I am certain that many of our counterparts had similar strategic plans and hopes of fortune and fame this year. Perhaps next year. Perhaps.

Once upon a time, Melbourne’s thriving city was Australia’s fashion shopping capital and a key driver for out of state and international visitation to Melbourne. We were the envy of other Australian capital cities, namely Sydney, which copied everything that we did.

For Melbourne CBD retailers, there has been a slow but steady decline in business over the past few years, in particular. Core to Melbourne’s retail heart was creativity, this has been lost and weathered away by a lack of vision for retail and business.
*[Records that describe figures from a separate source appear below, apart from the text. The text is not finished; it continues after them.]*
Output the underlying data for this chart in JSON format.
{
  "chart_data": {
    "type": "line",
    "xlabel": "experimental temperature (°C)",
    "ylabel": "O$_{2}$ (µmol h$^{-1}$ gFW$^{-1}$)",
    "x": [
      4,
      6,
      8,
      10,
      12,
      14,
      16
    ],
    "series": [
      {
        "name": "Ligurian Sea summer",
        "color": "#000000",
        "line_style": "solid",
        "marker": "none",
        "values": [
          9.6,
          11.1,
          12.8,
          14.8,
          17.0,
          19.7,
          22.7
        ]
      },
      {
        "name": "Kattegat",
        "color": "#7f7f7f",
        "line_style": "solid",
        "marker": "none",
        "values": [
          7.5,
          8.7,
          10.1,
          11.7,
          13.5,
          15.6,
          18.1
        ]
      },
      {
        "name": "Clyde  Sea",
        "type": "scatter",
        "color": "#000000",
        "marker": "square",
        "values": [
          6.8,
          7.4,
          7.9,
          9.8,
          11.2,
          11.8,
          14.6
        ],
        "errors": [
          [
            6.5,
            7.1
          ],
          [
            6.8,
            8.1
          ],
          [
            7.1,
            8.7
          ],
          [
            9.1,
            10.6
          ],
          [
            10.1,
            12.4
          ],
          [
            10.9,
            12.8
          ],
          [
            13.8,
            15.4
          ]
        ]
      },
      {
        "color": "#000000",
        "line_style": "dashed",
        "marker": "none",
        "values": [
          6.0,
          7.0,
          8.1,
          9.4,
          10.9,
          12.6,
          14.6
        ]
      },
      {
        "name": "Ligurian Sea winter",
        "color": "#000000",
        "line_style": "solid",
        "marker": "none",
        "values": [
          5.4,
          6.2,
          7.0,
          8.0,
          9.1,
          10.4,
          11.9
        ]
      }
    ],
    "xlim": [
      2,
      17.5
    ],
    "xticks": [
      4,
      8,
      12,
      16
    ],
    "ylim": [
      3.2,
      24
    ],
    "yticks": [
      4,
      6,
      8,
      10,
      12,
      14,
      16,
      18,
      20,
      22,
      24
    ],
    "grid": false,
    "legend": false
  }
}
The appeal of city shopping has been lost due to consumer perception being eroded – the CBD is perceived as unsafe, unclean and inaccessible. 

This coupled with a thriving illegal drug trade in Melbourne’s little streets and lanes, exorbitant rentals where those with the deepest pocket win, limited and expensive parking options, a priority for bicycles and a sheer lack of vision and cohesive strategy for business growth in our capital city.

Whilst there is a strong focus on world class events and food, this has come at the great expense of retail and the retail experience.

The excitement of walking down Collins Street, meandering through laneways and discovering something unique and coveted has been lost to suburban strip shopping, which until COVID-19 was undergoing a renaissance.

Sadly, this too, has fallen foul.

Take Lygon Street for example – once a destination for European flavour and fare, the precinct is suffering from a serious identity crisis and the vacancy rate is extremely high. The strip is in dire need of financial investment by the city to beautify (replace bitumen footpath with bluestone paving) and link it back to the rest of the CBD and other precincts.

Walking the streets of Melbourne recently for the City of Melbourne elections, I was shocked to see the quantity of abandoned stores and lease signage, the quality and low mix of retail to food in certain areas, the clutter of ageing street furniture, buildings and architectural heritage decaying.

The instore retail experience for many stores is non-existent, preferring the cash and wrap model found in large footprint department stores, where the customer helps themselves and good luck trying to find someone to serve you. What has happened to our City retail heart?

Having been involved with the City of Melbourne through its Precinct Program, first as a committee member and then as President (2007-10; 2015-18), and on the Retail and Hospitality Advisory Board over the past 25 years, I felt that the time was right to nominate for this year’s Melbourne City Council election.

I want to change and challenge the conversations occurring at Town Hall. If elected, I hope to be able to deliver a more balanced outcome for the city as a whole, with a strong emphasis on branding Melbourne, instilling confidence and returning prestige to our capital city.

The city needs glue to bring it all together, to be more cohesive and collaborative in its city plan and strategy.

To celebrate all of its attributes, its heritage, it’s art and culture, not just events and laneways. To entice, surprise and delight everyone – patrons, workers, residents and visitors from near and far. To bring back the creativity, the ingenuity and what makes Melbourne marvellous.

But for now, I’m still counting and my eyes are still closed.